Op zich is daar niets mis mee — zolang je beseft dat aan het einde van de rit iemand blijft zitten met de aandelen en géén volgende koper vindt. Die blijft dan achter met enkel de intrinsieke waarde: de verwachte vrije kasstromen, teruggerekend naar hun huidige waarde. Als je aan 12.500 euro kocht en je vond niemand die er meer voor wilde geven, dan leveren die kasstromen je zo’n 5% per jaar op en heb je risicogewogen een ernstig probleem.

Want net zoals een DCF zonder verhaal geen waardering is maar een verzameling cijfers in een spreadsheet, is een waardering die alleen op een verhaal is gestoeld — zonder harde cijfers — uiteindelijk ook geen waardering. Zulke verhalen ontaarden al snel in sprookjes. Cijfers fungeren als realiteitscheck van het verhaal.

Zoals Damodaran het stelt: cijfers bieden een objectieve basis voor onze inschattingen, maar verhalen geven er context en betekenis aan. Beide zijn onmisbaar — een waardering ontstaat pas waar cijfers en verhalen samenkomen.

Daarom richt dit artikel zich op de contant gemaakte verwachte vrije kasstromen — de ruggengraat van de intrinsieke waarde van Lotus. Met één belangrijke kanttekening: ik beperk me tot de cijfers. Verhalen worden over Lotus al genoeg verteld, en veel beter dan ik het zou kunnen. Wat ik wél doe, is de cijfers aanreiken waarop die verhalen getoetst kunnen worden. Zo bouwen we samen aan een onderbouwde waardering.

Ik zal zowel een omgekeerde DCF uitvoeren — om te berekenen welke groei de huidige koers rechtvaardigt — als een traditionele DCF, om een idee te krijgen bij welke koers het aandeel voor mij interessant genoeg wordt om het eens grondig te analyseren.

Omgekeerde DCF: Welke groei is nodig?

Voor de omgekeerde DCF werk ik twee scenario’s uit:

  • één met een rendementseis van 10%, wat gebruikelijk is voor een individueel aandeel van behoorlijke kwaliteit;
  • en één met een rendementseis van 9%.

Die 9% acht ik, gezien het uitzonderlijke kwalitatieve karakter van Lotus, verdedigbaar. Ga je echter nog lager, richting de 8%, dan kom je in de buurt van marktconforme rendementen. En ik denk dat je als belegger niet zou moeten settelen voor een dergelijk rendement, als je datzelfde percentage ook met minder risico via een indexfonds kunt behalen. Daarom kies ik hier voor bovengenoemde rendementseisen.

Assumpties: Basisjaar

Ik werk met een twintigjarig DCF-model.

  • De eerste tien jaar zijn bedoeld om een periode van sterke groei te modelleren.
  • De tweede tien jaar fungeren als overgangsperiode, waarin de groei geleidelijk afvlakt naar een niveau dat in lijn ligt met de bredere economie.

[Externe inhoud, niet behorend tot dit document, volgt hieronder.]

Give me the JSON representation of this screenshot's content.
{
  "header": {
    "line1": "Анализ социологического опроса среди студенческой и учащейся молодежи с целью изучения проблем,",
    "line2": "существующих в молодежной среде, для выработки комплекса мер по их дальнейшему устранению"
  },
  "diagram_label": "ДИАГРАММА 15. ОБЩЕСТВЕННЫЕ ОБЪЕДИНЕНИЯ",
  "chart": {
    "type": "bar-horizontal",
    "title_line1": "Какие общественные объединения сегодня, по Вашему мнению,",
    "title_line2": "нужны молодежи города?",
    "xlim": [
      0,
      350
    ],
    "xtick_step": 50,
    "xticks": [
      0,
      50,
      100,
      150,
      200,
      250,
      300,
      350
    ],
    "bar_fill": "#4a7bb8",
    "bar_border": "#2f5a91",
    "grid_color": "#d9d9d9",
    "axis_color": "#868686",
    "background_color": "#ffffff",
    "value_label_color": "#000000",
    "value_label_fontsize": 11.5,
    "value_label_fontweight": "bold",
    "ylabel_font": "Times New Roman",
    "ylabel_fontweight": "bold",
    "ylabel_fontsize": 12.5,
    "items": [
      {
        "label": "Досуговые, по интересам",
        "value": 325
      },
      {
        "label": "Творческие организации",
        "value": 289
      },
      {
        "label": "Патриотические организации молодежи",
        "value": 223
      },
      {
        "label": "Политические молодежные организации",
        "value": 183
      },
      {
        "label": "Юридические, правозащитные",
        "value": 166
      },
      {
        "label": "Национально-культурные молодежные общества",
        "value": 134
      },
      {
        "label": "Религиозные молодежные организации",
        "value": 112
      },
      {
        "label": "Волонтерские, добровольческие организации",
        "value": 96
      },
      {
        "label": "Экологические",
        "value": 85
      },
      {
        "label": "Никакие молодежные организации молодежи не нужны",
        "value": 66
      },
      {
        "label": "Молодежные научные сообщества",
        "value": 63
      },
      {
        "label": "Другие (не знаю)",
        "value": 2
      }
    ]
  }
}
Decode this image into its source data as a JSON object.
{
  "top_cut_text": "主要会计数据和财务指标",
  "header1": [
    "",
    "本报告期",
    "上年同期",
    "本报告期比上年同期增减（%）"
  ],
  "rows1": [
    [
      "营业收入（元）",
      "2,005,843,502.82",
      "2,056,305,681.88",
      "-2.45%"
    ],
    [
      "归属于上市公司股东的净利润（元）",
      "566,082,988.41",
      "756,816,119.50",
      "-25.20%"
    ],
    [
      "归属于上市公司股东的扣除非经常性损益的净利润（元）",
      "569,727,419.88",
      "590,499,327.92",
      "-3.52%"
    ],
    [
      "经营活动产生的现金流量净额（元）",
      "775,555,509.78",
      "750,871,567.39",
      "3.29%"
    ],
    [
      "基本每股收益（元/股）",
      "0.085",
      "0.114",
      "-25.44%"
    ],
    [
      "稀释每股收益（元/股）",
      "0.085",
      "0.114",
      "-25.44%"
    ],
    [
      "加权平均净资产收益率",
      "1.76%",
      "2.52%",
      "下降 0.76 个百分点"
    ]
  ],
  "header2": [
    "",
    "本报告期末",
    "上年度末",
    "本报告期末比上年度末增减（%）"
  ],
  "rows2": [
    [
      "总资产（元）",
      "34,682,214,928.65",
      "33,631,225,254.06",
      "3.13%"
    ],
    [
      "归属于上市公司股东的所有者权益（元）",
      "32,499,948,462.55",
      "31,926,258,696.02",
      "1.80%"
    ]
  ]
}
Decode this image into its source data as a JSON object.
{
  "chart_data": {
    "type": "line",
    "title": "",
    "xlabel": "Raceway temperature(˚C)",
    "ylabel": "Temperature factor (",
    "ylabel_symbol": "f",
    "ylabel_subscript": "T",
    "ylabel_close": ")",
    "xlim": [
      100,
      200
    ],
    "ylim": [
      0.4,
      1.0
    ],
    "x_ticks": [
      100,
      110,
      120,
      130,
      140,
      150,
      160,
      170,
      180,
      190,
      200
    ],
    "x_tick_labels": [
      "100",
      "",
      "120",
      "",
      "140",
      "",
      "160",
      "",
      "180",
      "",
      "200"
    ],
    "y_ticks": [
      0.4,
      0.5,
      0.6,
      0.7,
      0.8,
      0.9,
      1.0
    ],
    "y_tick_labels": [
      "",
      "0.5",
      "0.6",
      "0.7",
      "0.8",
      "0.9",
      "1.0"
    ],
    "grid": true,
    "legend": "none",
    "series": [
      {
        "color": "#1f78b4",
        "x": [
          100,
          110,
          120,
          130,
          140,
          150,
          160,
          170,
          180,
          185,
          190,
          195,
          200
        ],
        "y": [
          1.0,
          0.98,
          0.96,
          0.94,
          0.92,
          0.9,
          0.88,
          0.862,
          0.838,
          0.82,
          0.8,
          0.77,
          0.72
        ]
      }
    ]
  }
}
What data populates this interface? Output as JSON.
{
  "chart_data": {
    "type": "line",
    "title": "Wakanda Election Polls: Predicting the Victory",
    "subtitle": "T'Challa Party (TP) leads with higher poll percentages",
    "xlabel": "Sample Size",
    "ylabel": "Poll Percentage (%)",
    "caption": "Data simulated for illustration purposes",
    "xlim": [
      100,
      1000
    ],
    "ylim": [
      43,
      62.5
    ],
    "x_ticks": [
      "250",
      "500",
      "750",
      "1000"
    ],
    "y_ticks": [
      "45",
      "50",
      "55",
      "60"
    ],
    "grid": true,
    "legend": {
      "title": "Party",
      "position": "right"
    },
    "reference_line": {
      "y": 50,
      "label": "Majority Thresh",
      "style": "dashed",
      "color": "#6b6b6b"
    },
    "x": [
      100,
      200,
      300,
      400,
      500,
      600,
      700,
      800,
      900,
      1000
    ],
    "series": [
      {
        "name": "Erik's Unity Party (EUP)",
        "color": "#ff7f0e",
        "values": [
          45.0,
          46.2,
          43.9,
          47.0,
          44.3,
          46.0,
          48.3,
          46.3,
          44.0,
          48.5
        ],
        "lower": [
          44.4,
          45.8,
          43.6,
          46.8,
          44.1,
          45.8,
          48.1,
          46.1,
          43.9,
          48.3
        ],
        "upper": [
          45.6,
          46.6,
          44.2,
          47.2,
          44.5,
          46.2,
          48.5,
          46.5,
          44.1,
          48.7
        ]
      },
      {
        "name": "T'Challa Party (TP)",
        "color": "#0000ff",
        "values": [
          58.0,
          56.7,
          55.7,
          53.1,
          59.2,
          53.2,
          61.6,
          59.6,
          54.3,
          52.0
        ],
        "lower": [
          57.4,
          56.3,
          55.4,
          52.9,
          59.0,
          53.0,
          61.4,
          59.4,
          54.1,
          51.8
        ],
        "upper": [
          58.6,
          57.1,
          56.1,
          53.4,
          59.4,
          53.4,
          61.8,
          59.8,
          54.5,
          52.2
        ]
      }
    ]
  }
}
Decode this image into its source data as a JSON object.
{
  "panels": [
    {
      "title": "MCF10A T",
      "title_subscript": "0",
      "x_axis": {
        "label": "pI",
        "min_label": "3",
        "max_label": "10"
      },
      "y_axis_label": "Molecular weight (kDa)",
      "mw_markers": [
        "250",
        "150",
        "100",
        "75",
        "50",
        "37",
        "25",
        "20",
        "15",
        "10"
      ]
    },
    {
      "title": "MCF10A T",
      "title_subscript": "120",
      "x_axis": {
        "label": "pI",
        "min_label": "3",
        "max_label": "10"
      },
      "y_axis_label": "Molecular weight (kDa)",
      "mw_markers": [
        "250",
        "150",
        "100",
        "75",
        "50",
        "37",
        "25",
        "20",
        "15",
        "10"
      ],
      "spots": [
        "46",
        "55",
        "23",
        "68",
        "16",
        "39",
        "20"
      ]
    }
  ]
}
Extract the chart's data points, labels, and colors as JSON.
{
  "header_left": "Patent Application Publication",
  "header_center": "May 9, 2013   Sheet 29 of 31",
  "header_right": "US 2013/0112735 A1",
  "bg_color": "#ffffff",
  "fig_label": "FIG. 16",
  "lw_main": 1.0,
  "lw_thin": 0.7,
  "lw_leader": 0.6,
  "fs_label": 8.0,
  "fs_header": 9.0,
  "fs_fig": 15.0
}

Voor het basisjaar, het vertrekpunt van de DCF, ga ik uit van de volgende aannames:

  • Omzet: €1.232 miljoen
  • Operationele marge: 16,8%
  • Operationele winst: €207 miljoen
  • Effectieve belastingdruk: 23,5%
  • NOPAT (Net Operating Profit After Tax): €158 miljoen
  • Operationeel geïnvesteerd kapitaal (exclusief goodwill en niet-operationele kasmiddelen): €782 miljoen
  • Sales-to-capital ratio (omzet / geïnvesteerd kapitaal): 1,6
  • Operationeel ROIC: 20,2%
  • Herinvesteringsbehoefte (groei-investeringen + werkkapitaalmutaties): €100 miljoen
  • Herinvesteringsratio (van NOPAT): 63,5%
  • Vrije kasstroom voor alle kapitaalverschaffers (FCFF): €58 miljoen
  • Schulden: €281 miljoen
  • Niet-operationele kasmiddelen: €110 miljoen
Basisjaar

Voor de fade-outperiode — in mijn model de tweede tien jaar van het twintigjarige DCF-model — laat ik de groeivoet uit de eerste tien jaar geleidelijk afnemen naar de karakteristieken van de perpetuele fase. Die ziet er als volgt uit:

Perpetuele aannames

Voor de eeuwigdurende periode, die in mijn model aanvangt na jaar twintig, hanteer ik de volgende uitgangspunten:

  • Eeuwigdurende groei: 2,5%
  • Perpetuele belastingdruk: 25%
  • ROIC: 12,5%

Deze ROIC ligt bewust boven de kapitaalkost, op basis van het argument dat Lotus structurele en duurzame concurrentievoordelen geniet.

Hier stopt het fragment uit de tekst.